Python正则表达式从语音到文本生成的字符串中删除社会保险号_Python_Regex_Gdprconsentform

Python正则表达式从语音到文本生成的字符串中删除社会保险号

python regex

Python正则表达式从语音到文本生成的字符串中删除社会保险号,python,regex,gdprconsentform,Python,Regex,Gdprconsentform,出于符合GDPR的原因，我正在尝试从语音到文本生成的混乱数据中删除社会安全号码（SSN）。下面是一个示例字符串（翻译成英文，解释了列出SSN时出现“and”的原因）：我的目标是删除部分“十三…四十”，同时保留字符串中可能出现的其他数字，从而导致： sample1_wo_ssn = "hello my name is sofie my social security number is and I live on mountain street number twelve" 社会保险号码的长度

出于符合GDPR的原因，我正在尝试从语音到文本生成的混乱数据中删除社会安全号码（SSN）。

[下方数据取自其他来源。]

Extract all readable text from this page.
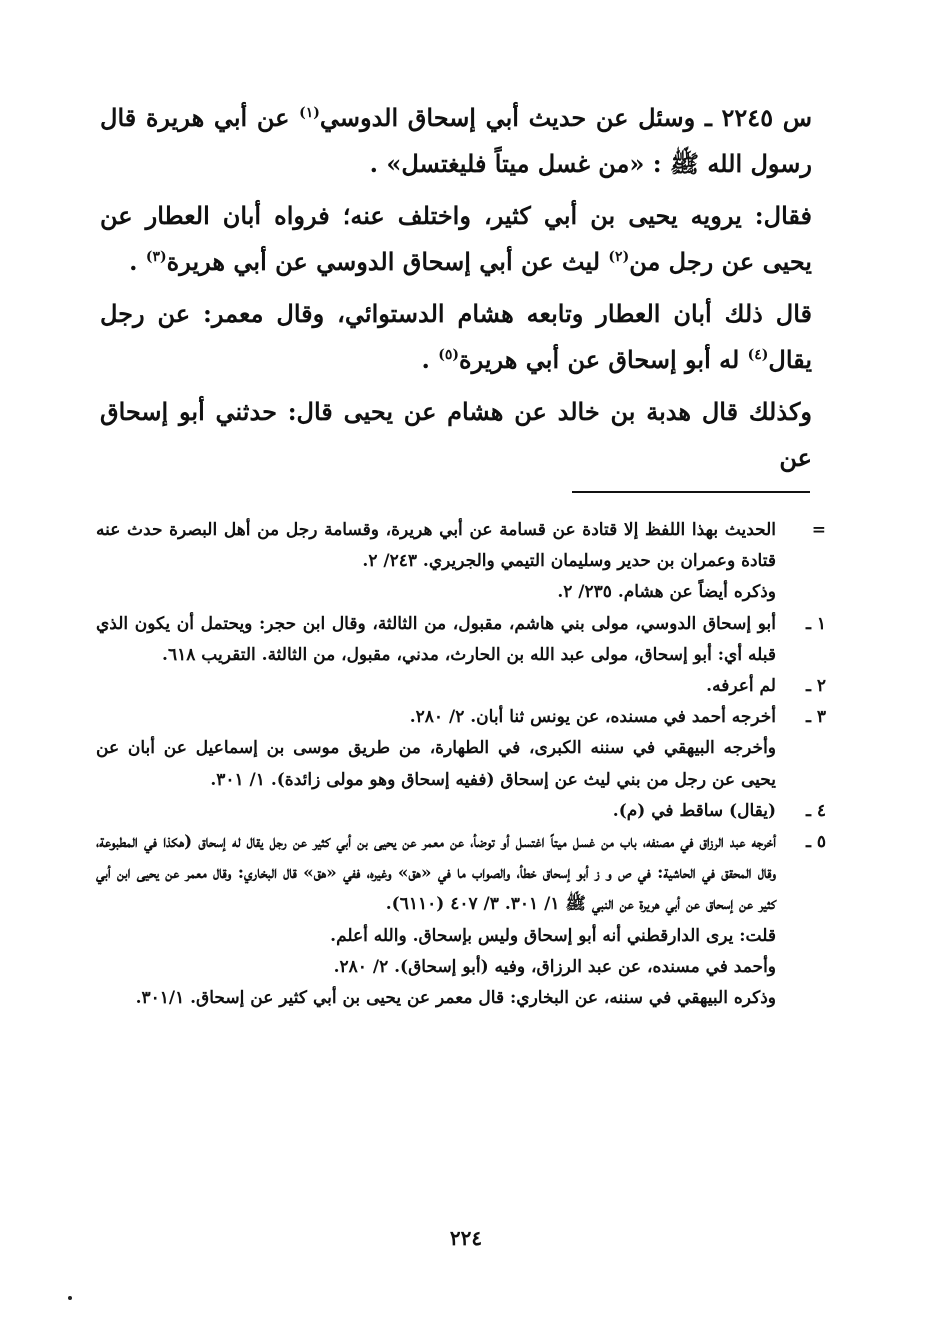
س ٢٢٤٥ ـ وسئل عن حديث أبي إسحاق الدوسي$^{(١)}$ عن أبي هريرة قال رسول الله ﷺ : «من غسل ميتاً فليغتسل» .

فقال: يرويه يحيى بن أبي كثير، واختلف عنه؛ فرواه أبان العطار عن يحيى عن رجل من$^{(٢)}$ ليث عن أبي إسحاق الدوسي عن أبي هريرة$^{(٣)}$ .

قال ذلك أبان العطار وتابعه هشام الدستوائي، وقال معمر: عن رجل يقال$^{(٤)}$ له أبو إسحاق عن أبي هريرة$^{(٥)}$ .

وكذلك قال هدبة بن خالد عن هشام عن يحيى قال: حدثني أبو إسحاق عن

=
الحديث بهذا اللفظ إلا قتادة عن قسامة عن أبي هريرة، وقسامة رجل من أهل البصرة حدث عنه قتادة وعمران بن حدير وسليمان التيمي والجريري. ٢٤٣/ ٢.
وذكره أيضاً عن هشام. ٢٣٥/ ٢.
١ ـ
أبو إسحاق الدوسي، مولى بني هاشم، مقبول، من الثالثة، وقال ابن حجر: ويحتمل أن يكون الذي قبله أي: أبو إسحاق، مولى عبد الله بن الحارث، مدني، مقبول، من الثالثة. التقريب ٦١٨.
٢ ـ
لم أعرفه.
٣ ـ
أخرجه أحمد في مسنده، عن يونس ثنا أبان. ٢/ ٢٨٠.
وأخرجه البيهقي في سننه الكبرى، في الطهارة، من طريق موسى بن إسماعيل عن أبان عن يحيى عن رجل من بني ليث عن إسحاق (ففيه إسحاق وهو مولى زائدة). ١/ ٣٠١.
٤ ـ
(يقال) ساقط في (م).
٥ ـ
أخرجه عبد الرزاق في مصنفه، باب من غسل ميتاً اغتسل أو توضأ، عن معمر عن يحيى بن أبي كثير عن رجل يقال له إسحاق (هكذا في المطبوعة، وقال المحقق في الحاشية: في ص و ز أبو إسحاق خطأ، والصواب ما في «هق» وغيره، ففي «هق» قال البخاري: وقال معمر عن يحيى ابن أبي كثير عن إسحاق عن أبي هريرة عن النبي ﷺ ١/ ٣٠١. ٣/ ٤٠٧ (٦١١٠).
قلت: يرى الدارقطني أنه أبو إسحاق وليس بإسحاق. والله أعلم.
وأحمد في مسنده، عن عبد الرزاق، وفيه (أبو إسحاق). ٢/ ٢٨٠.
وذكره البيهقي في سننه، عن البخاري: قال معمر عن يحيى بن أبي كثير عن إسحاق. ٣٠١/١.
٢٢٤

下面是一个示例字符串（翻译成英文，解释了列出SSN时出现“and”的原因）：

我的目标是删除部分

“十三…四十”

，同时保留字符串中可能出现的其他数字，从而导致：

sample1_wo_ssn = "hello my name is sofie my social security number is and I live on mountain street number twelve"

社会保险号码的长度可能因数据生成方式的不同而不同（3-10个分开的号码）

我的做法：

使用dict将写入的数字替换为数字

使用regex查找出现3个或更多数字的位置，其中只有空格或“

”和“

将它们分隔开，并将它们与这3个数字后面的任何数字一起删除这是我的密码：

import re

number_dict = {
    'zero': '0',
    'one': '1',
    'two': '2',
    'three': '3',
    'four': '4',
    'five': '5',
    'six': '6',
    'seven': '7',
    'eight': '8',
    'nine': '9',
    'ten': '10',
    'eleven': '11',
    'twelve': '12',
    'thirteen': '13',
    'fourteen': '14',
    'fifteen': '15',
    'sixteen': '16',
    'seventeen': '17',
    'eighteen': '18',
    'nineteen': '19',
    'twenty': '20',
    'thirty': '30',
    'forty': '40',
    'fifty': '50',
    'sixty': '60',
    'seventy': '70',
    'eighty': '80',
    'ninety': '90'
}


sample1 = "hello my name is sofie my social security number is thirteen zero four five and seventy eighteen seven and forty and I live on mountain street number twelve"
sample1_temp = [number_dict.get(item,item)  for item in sample1.split()]
sample1_numb = ' '.join(sample1_temp)
re_results = re.findall(r'(\d+ (and\s)?\d+ (and\s)?\d+\s?(and\s)?(\d+)?\s?(and\s)?(\d+)?\s?(and\s)?(\d+)?\s?(and\s)?(\d+)?\s?(and\s)?(\d+)?\s?(and\s)?(\d+)?\s?(and\s)?(\d+)?\s?(and\s)?(\d+)?)', sample1_numb) 

print(re_results)

输出：

[('13 0 4 5 and 70 18 7 and 40 and ', '', '', '', '5', 'and ', '70', '', '18', '', '7', 'and ', '40', 'and ', '', '', '', '', '')]

这就是我被困的地方

在本例中，我可以执行类似于

sample1\u wh\u ssn=re.sub（re\u results[0][0]，''，sample1\u numb）

的操作来获得所需的结果，但这不会泛化

非常感谢您的帮助。

以下是您当前逻辑的实现，即：

将从
```
1
```
到
```
99
```
的字号转换为数字
删除用空格分隔的3个或更多数字的所有实例
将两位数的数字转换回单词

学分：

将单词转换为数字：通过
将数字转换为文字：按

见：

输出：

你好，我叫索菲，我的社会保险号码是，我住在山街12号

看来你只想“支持”从

到

的号码，对吗？还有，

你好，我的名字是索菲，我的社会保险号码是，我住在山街12号

结果足够了吗？或者您想将数字转换为单词数字？@WiktorStribiżew是的，从

到

的数字就足够了。它并不完美，因为有事业心的人可以使用更多的数字来列出他们的ssh。对我来说最好的方法是把数字转给单词数字。请检查下面的答案，如果它符合预期，请考虑答案。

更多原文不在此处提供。